Uma
conversa dirigida aos proprietários de pequenas
e médias empresas, usando uma linguagem clara e
simples sobre a administração de um negócio
e os inúmeros problemas que somos obrigados a enfrentar
quando estamos na direção de uma pequena
empresa. A falta de capital, os problemas financeiros,
as dívidas, os protestos, a falta de caixa, a falta
de recursos para investimentos, um mundo de problemas que,
se não forem equacionados de maneira adequada não
deixarão outra alternativa a não ser o encerramento
da atividade ou, o que é mais atemorizante, a falência.
São problemas que milhares de empresas brasileiras
enfrentam todos os dias, deixando inúmeros trabalhadores
desempregados e trazendo evidentes prejuízos à economia
do país. Além do fechamento de vários
postos de trabalho, acabam ficando as dívidas no
mercado, dívidas estas que refletem negativamente
nas outras pequenas e médias empresas, que deixam
de receber e também são comprometidas financeiramente.

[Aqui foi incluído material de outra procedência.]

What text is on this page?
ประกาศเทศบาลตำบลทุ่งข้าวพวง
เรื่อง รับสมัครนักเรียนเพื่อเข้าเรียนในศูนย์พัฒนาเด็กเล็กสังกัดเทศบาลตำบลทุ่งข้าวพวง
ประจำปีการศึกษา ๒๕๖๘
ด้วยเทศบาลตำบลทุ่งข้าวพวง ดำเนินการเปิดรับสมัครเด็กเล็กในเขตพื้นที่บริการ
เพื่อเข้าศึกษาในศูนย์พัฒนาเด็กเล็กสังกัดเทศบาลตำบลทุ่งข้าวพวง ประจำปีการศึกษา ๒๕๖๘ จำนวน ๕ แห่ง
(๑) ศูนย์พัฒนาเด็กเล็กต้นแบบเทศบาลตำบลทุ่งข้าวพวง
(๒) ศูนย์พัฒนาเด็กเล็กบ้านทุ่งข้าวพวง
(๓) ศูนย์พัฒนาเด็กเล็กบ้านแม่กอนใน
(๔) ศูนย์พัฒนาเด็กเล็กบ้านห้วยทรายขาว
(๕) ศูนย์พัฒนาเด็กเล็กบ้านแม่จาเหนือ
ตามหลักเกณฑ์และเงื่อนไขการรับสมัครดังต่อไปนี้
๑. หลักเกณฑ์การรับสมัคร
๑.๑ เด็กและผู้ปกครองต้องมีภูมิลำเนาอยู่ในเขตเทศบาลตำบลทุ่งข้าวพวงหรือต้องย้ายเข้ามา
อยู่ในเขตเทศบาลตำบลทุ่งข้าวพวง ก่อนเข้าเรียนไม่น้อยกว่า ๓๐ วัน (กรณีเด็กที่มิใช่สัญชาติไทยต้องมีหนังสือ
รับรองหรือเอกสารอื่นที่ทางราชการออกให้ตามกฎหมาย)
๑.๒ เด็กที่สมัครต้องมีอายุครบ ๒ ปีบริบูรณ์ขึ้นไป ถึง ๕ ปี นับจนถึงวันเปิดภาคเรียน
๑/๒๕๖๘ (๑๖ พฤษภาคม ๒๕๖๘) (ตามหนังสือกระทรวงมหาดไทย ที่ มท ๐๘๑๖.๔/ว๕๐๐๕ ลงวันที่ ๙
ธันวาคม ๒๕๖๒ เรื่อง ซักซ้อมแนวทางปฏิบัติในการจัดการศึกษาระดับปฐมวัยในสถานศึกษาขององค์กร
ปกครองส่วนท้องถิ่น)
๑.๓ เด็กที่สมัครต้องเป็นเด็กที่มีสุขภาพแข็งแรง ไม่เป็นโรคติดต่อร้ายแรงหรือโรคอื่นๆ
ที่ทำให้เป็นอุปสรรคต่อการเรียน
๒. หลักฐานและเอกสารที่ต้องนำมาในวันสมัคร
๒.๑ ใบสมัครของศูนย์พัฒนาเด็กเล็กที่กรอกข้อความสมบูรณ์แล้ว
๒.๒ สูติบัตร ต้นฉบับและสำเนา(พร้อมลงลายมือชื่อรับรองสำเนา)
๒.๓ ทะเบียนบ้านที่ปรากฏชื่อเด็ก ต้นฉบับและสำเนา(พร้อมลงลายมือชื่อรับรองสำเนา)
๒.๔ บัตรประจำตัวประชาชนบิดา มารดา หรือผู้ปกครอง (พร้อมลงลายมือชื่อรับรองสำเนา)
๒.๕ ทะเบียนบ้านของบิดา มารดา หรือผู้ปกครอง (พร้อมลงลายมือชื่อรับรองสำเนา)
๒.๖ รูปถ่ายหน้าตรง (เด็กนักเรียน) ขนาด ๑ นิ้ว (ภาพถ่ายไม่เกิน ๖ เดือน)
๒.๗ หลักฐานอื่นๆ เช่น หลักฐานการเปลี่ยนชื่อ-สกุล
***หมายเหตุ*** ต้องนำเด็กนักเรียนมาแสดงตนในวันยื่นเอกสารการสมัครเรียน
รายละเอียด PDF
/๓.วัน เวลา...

A seqüência desses problemas em cadeia pode,
no final do processo, ocasionar o chamado efeito dominó.
Com
algum conhecimento em finanças já é possível
diminuir bastante as estatísticas e mudar o quadro
assustador que as pequenas empresas enfrentam nos dias
de hoje. Dessa forma, nosso principal objetivo é o
de passar um pouco do conhecimento adquirido nos 15 anos
como administrador e falar de maneira simples e sem rodeios,
pois os termos técnicos que são muito utilizados
nos livros sobre administração acabam dificultando
o entendimento do leitor e passando a imagem de que administração é uma
atividade muito complicada. Na verdade a boa administração é o
segredo de qualquer negócio.
Leia
alguns trechos do Livro:
Capítulo:
Nota do Autor
"Se
você comprou, é porque provavelmente
o título do livro chamou sua atenção.
Você pode até achar que é um título
forte, agressivo, criado por algum publicitário,
de acordo com as mais modernas técnicas de marketing,
com o objetivo de levá-lo a ter o impulso de pegá-lo
na prateleira, folheá-lo e, finalmente, comprá-lo.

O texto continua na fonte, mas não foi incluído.